IL-6 and other SASP factors enhance reprogramming by Oct4, Sox2, Klf4, and c-Myc (OSKM) in non-senescent cells⁽²²⁾ into induced pluripotent stem cells. An association between senescence and OSKM-related reprogramming exists whereby cells that cannot become senescent (ie, those without p16INK4a/ARF) have limited reprogramming capacity.^(10,22) Further supporting this relationship, chemical antagonism of NFκB, a key promoter of the SASP, decreases the likelihood of tissue reprogramming in vivo.⁽¹⁰⁾ Conditions of senescent cell accumulation, such as physiological aging and wound healing, have also been associated with OSKM-related reprogramming and induction of dedifferentiation, respectively.^(10,22) We have shown here that after injury in FOP, lineage switching from a myogenic to a chondrogenic fate appears to be mediated by tissue reprogramming factors. Conversely, our data support that myoblasts do not have a chondrogenic phenotype under control conditions (eg, WT genotype with or without injury or FOP genotype with no injury).

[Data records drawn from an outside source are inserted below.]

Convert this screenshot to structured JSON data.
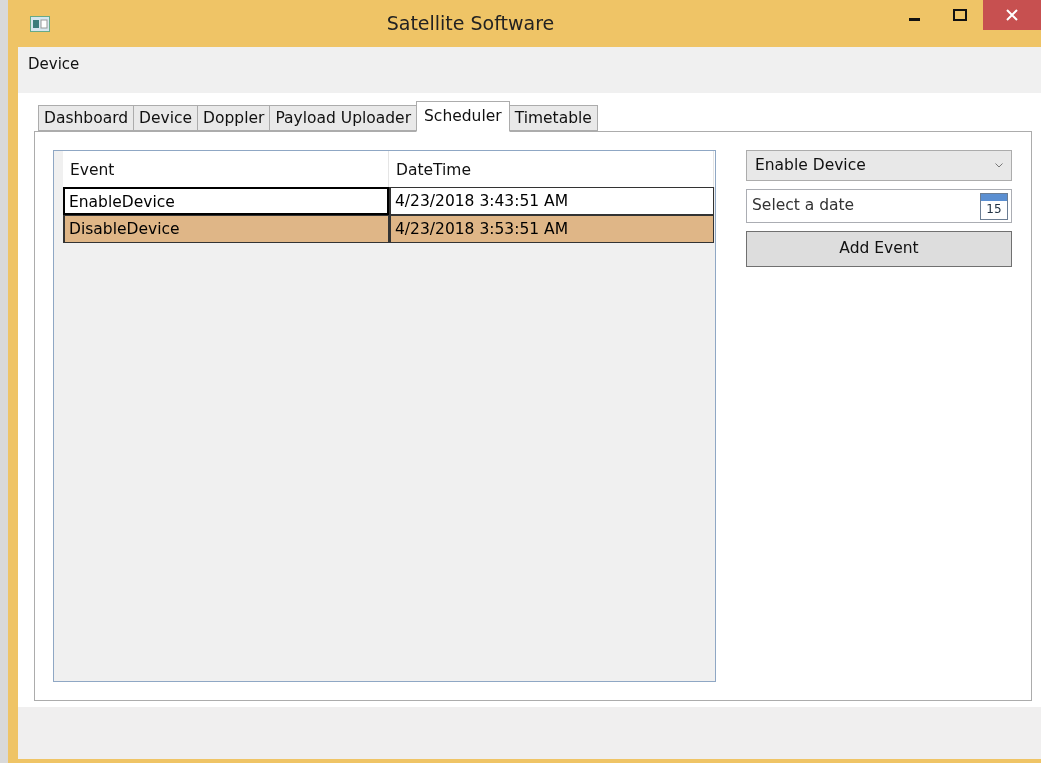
{
  "window": {
    "title": "Satellite Software"
  },
  "menu": [
    {
      "label": "Device"
    }
  ],
  "tabs": [
    {
      "label": "Dashboard",
      "selected": false
    },
    {
      "label": "Device",
      "selected": false
    },
    {
      "label": "Doppler",
      "selected": false
    },
    {
      "label": "Payload Uploader",
      "selected": false
    },
    {
      "label": "Scheduler",
      "selected": true
    },
    {
      "label": "Timetable",
      "selected": false
    }
  ],
  "table": {
    "columns": [
      "Event",
      "DateTime"
    ],
    "rows": [
      {
        "cells": [
          "EnableDevice",
          "4/23/2018 3:43:51 AM"
        ],
        "selected": false,
        "focused": true
      },
      {
        "cells": [
          "DisableDevice",
          "4/23/2018 3:53:51 AM"
        ],
        "selected": true,
        "focused": false
      }
    ]
  },
  "event_select": {
    "value": "Enable Device"
  },
  "date_field": {
    "placeholder": "Select a date",
    "calendar_day": "15"
  },
  "add_button": {
    "label": "Add Event"
  }
}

Currently there is no curative therapy for FOP, but symptomatic treatment using high-dose corticosteroids may ameliorate the painful inflammation and extensive edema often observed in the initial clinical stages that precede ectopic bony lesion formation.^(1,33) Anticipatory management is centered on preventative strategies to mitigate the likelihood of falls, pulmonary dysfunction, and viral illnesses. The median estimated life expectancy of an individual with FOP is about 56 years.⁽³⁴⁾ A majority of patients are non-ambulatory by the age of 30 years and typically die of cardiorespiratory conditions.⁽³⁴⁾ In FOP, cellular senescence may have several mechanistic roles in HO formation and interventions that target senescence and/or the SASP may represent future therapeutic approaches. Various so-called senotherapeutic compounds have been described, are beneficial in preventing or mitigating many age-onset disorders or syndromes in animal models, and are the focus of study in ongoing clinical trials.^(11,15) Their possible clinical usage in FOP represents a unique treatment strategy to lessen the deleterious consequences of trauma-induced flare-ups and that deserves additional evaluation.

We have shown that senescent cell clearance in FOP mice abrogates both the abnormal response to injury and subsequent HO. We also show in an in vitro model of FOP that the senolytic combination of D+Q may also have a slight inhibitory effect on the leaky, basal BMP signaling characteristic of the mutated ACVR1 receptor in FOP. However, based on their known primary targets and use of modified Koch’s postulates, we hypothesize that the major contributory effect of senolytics in HO reduction is related to the removal of senescent cells. D and Q individually are senolytic agents that act on different senescent cell apoptotic pathways⁽³⁵⁾ and together their effect is synergistic on HO reduction. One explanation for this is that senescence is a major contributor to HO formation in the models we used. Also, we employed modified Koch’s postulates to show that: (i) senescent cells are detectable in conjunction with FOP lesions; (ii) senescent cell accumulation (or the SASP), as in muscle injury, causes tissue reprogramming that propagates lesion formation; and (iii) senescent cell clearance alleviates HO. Our data in two FOP models are very encouraging in that, at least in a prophylactic dosing regimen of D+Q, HO was nearly completely prevented. Because injury-induced senescence is not limited to FOP, there is the opportunity to potentially broaden our findings to idiopathic (ie, nonhereditary) HO.

DATA AVAILABILITY STATEMENT

The data that support the findings of this study are available from the corresponding author upon reasonable request.